Дора сняла с распухших старческих ног чёрные чулки. Потом, подняв голову, одобрительно поглядела на мускулы своего компаньона. Она хорошо видела, что Жюль весьма поблёк, но готова была удовлетвориться и таким сожителем, потому что насмотрелась на несчастных содержательниц публичных домов, которые сходились с молодыми вышибалами, — это всегда кончалось плохо. Красавцы удирали, обчистив кассу, или же заводили шашни с обитательницами своего заведения.
— Закрой газ, Жюль, — сказала госпожа Тавернье. — А то шипит, кряхтит, просто всю душу вымотал! А шампанское всё ещё не привезли. Сколько раз я тебе говорила: потребуй. Пусть все ящики доставят.
— Потребуем, потребуем, не хнычь, пожалуйста. Ты бы лучше последила за Эрминой. По-моему, она мошенничает, когда сдаёт тебе выручку.

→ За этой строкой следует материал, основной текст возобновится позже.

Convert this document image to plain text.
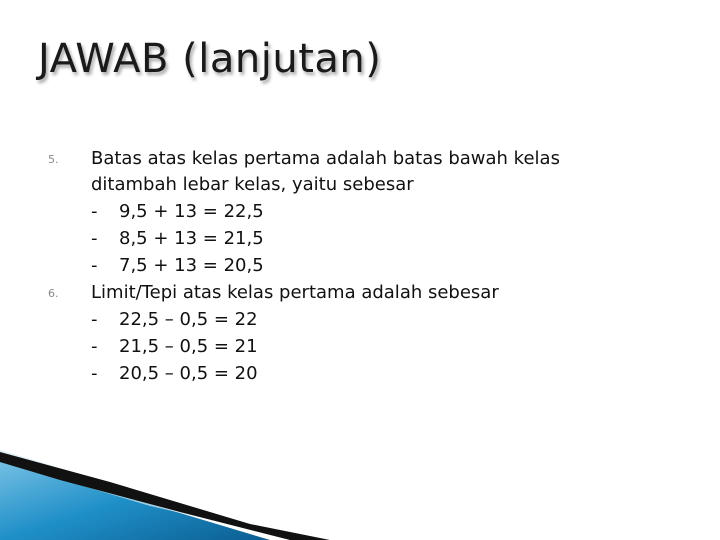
JAWAB (lanjutan)
5. Batas atas kelas pertama adalah batas bawah kelas
ditambah lebar kelas, yaitu sebesar
- 9,5 + 13 = 22,5
- 8,5 + 13 = 21,5
- 7,5 + 13 = 20,5
6. Limit/Tepi atas kelas pertama adalah sebesar
- 22,5 – 0,5 = 22
- 21,5 – 0,5 = 21
- 20,5 – 0,5 = 20
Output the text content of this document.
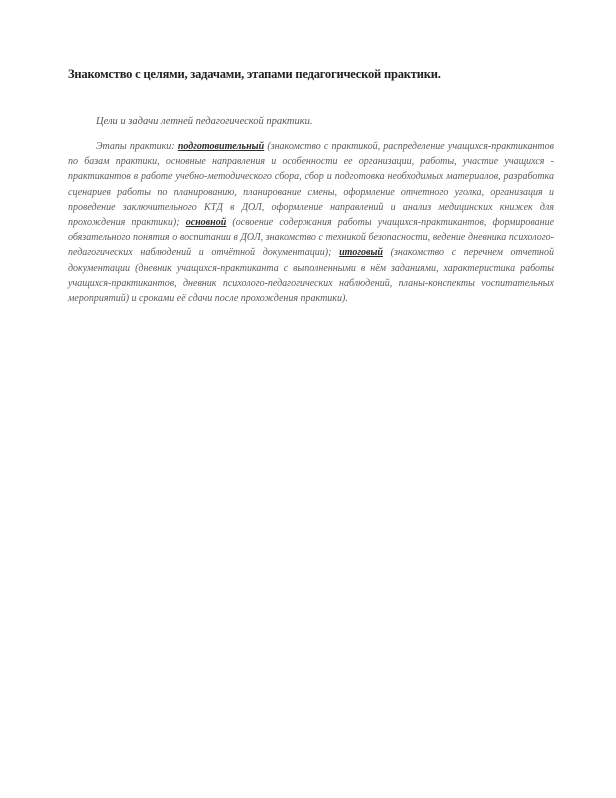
Знакомство с целями, задачами, этапами педагогической практики.
Цели и задачи летней педагогической практики.
Этапы практики: подготовительный (знакомство с практикой, распределение учащихся-практикантов по базам практики, основные направления и особенности ее организации, работы, участие учащихся - практикантов в работе учебно-методического сбора, сбор и подготовка необходимых материалов, разработка сценариев работы по планированию, планирование смены, оформление отчетного уголка, организация и проведение заключительного КТД в ДОЛ, оформление направлений и анализ медицинских книжек для прохождения практики); основной (освоение содержания работы учащихся-практикантов, формирование обязательного понятия о воспитании в ДОЛ, знакомство с техникой безопасности, ведение дневника психолого-педагогических наблюдений и отчётной документации); итоговый (знакомство с перечнем отчетной документации (дневник учащихся-практиканта с выполненными в нём заданиями, характеристика работы учащихся-практикантов, дневник психолого-педагогических наблюдений, планы-конспекты voспитательных мероприятий) и сроками её сдачи после прохождения практики).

Лопни мои глаза, если вру.— Эрмина? Очень может быть. Эта долговязая и солжёт — не дорого возьмёт… А почему ты так говоришь? Что-нибудь заметил?
— У неё сегодня было три гостя, а сколько денег она тебе сдала?
— Ладно. Я набавлю цену на пеньюар, на который она зарится, знаешь, тот сиреневый с кружевами… Закрой же газ, говорят тебе. Теперь уж он не кряхтит, а кашляет. Будто коклюш у него…
Воздух в комнате был как всегда довольно спёртый, и Жюль посмотрел на окно, — не отворить ли? Нет, на дворе дождь, а сырость очень вредна при застарелом ревматизме. У него иной раз так ломило ногу, что просто терпенья нет. Он выключил газ. Две лампочки, горевшие в люстре, украшенной бронзовыми зеленоватыми орхидеями, сразу уныло потускнели и померкли. Третья, испорченная лампочка, как будто была погружена в размышления.
— Интересно, — сказала госпожа Тавернье, — что он, собственно, представляет собой, этот мосье Пьер?..
В сущности, Дора говорила сама с собой. Задав этот вопрос, она поставила ботинки возле кровати и застыла в склонённой позе; белая рубашка выбилась из панталон с оборочками у колен и топорщилась сзади горбом, на который Жюль машинально устремил взгляд. Она повторила: «Интересно…» Жюль снял с себя жилет, расстегнул сорочку в голубую и белую полоску; под сорочкой оказалась тонкая вязанная фуфайка бежевого цвета. И вдруг его взорвало.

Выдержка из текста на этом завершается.